What is a Mood Board?
When beginning a project, I have become more and more appreciative of the process of creating a mood board, or series of mood boards, for myself and my client. “Mood Boards” are not just collages that contestants on Project Runway make; they are a really useful & fun way to begin any creative project. If you use Pinterest, than you probably already understand the basic concept of mood boards. A mood board is essentially a number of images ,within a particular subject, that you find captivating. Where Pinterest falls short though, is that on Pinterest you are collecting images over a long stretch of time and then you “pin” them onto vaguely defined boards. There is also something really sad about the padded space between the images. Personally, I love creating a cluster of images that may not look like they have anything in common to somebody else, but they make complete sense to my senses.
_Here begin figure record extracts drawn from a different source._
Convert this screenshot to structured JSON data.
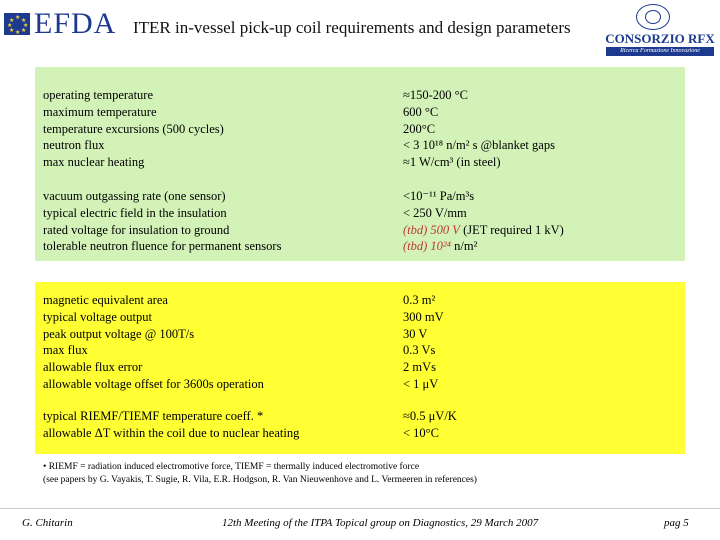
{
  "header": {
    "efda_logo_text": "EFDA",
    "title": "ITER in-vessel pick-up coil requirements and design parameters",
    "rfx_logo_name": "CONSORZIO RFX",
    "rfx_logo_tagline": "Ricerca Formazione Innovazione"
  },
  "green_panel": {
    "group1": [
      {
        "label": "operating temperature",
        "value": "≈150-200 °C"
      },
      {
        "label": "maximum temperature",
        "value": "600 °C"
      },
      {
        "label": "temperature excursions (500 cycles)",
        "value": "200°C"
      },
      {
        "label": "neutron flux",
        "value": "< 3 10¹⁸ n/m² s @blanket gaps"
      },
      {
        "label": "max nuclear heating",
        "value": "≈1 W/cm³  (in steel)"
      }
    ],
    "group2": [
      {
        "label": "vacuum outgassing rate (one sensor)",
        "value": "<10⁻¹¹ Pa/m³s"
      },
      {
        "label": "typical electric field in the insulation",
        "value": "< 250 V/mm"
      },
      {
        "label": "rated voltage for insulation to ground",
        "value_red": "(tbd) 500 V",
        "value_rest": " (JET required 1 kV)"
      },
      {
        "label": "tolerable neutron fluence for permanent sensors",
        "value_red": "(tbd) 10²⁴",
        "value_rest": " n/m²"
      }
    ]
  },
  "yellow_panel": {
    "group1": [
      {
        "label": "magnetic equivalent area",
        "value": "0.3 m²"
      },
      {
        "label": "typical voltage output",
        "value": "300 mV"
      },
      {
        "label": "peak output voltage @ 100T/s",
        "value": "30 V"
      },
      {
        "label": "max flux",
        "value": "0.3 Vs"
      },
      {
        "label": "allowable flux error",
        "value": "2 mVs"
      },
      {
        "label": "allowable voltage offset for 3600s operation",
        "value": "< 1 μV"
      }
    ],
    "group2": [
      {
        "label": "typical RIEMF/TIEMF temperature coeff. *",
        "value": " ≈0.5  μV/K"
      },
      {
        "label": "allowable ΔT within the coil due to nuclear heating",
        "value": "< 10°C"
      }
    ]
  },
  "footnote": {
    "line1": "• RIEMF = radiation induced electromotive force, TIEMF =  thermally induced electromotive force",
    "line2": "(see papers by G. Vayakis, T. Sugie, R. Vila, E.R. Hodgson, R. Van Nieuwenhove and L. Vermeeren in references)"
  },
  "footer": {
    "author": "G. Chitarin",
    "meeting": "12th Meeting of the ITPA Topical group on Diagnostics, 29 March 2007",
    "page": "pag 5"
  },
  "colors": {
    "green_panel": "#d2f2b8",
    "yellow_panel": "#ffff33",
    "red_text": "#c0392b",
    "logo_blue": "#1d3a8f"
  }
}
Using Mood Boards for Projects
As a freelance & full-time graphic designer, I accept a wide range of projects from a wide scope of clients. When I first began working, I felt very proud of my style and would often assume that my client would love anything/everything I created. This is not only an arrogant approach to working but it is also a quick way to pigeon-hole oneself into a specific style. Though it can be a bit uncomfortable, it is very important for a designer to take the time to try to really understand their client’s needs. Some of my best work was created when I resisted jumping into sketching/designing and I took the time to think about the client, think about the product, and really imagine who would be seeing it and how/where it would be used.
*Warning* I am about describe my thought-process and approach to the first steps of a design project. I am not much of a writer, and I have never tried to articulate this process before. I sincerely apologize if you feel dizzy after reading this.
After initial research and preliminary discussions with my client I will begin forming 3 distinct “feelings” to be captured onto 3 distinct boards. I will then search the web, magazines, and references to anything that also provokes the intended feeling. For each “feeling” I create a board. I develop each board until I feel satisfied and then I sit back and asses: “If this board were a person, what would they be like? A high-power business man? A girl who dresses like Zooey Deschanel?” “What typefaces would suit this board? Helvetica, Georgia, Curlz?”
These questions may seem a bit silly, but they can save you a lot of time and your client a lot of money (depending on how good you are at negotiating ). After I have developed 3 refined boards I send them to my client and ask for their feedback. Because each board has been created with images that I am instinctively attracted to, I am typically really happy with any choice they make. It is every designers dream to feel like they are creating something they love and something their client loves. I truly believe finding a shared visual direction is the first step to this success.
If you are in a creative field or do anything creative in your spare time, from poster design to re-decorating your bathroom, I would suggest investing in a bit of quality time with a few magazines, your scissors and a glue stick and start making your own boards.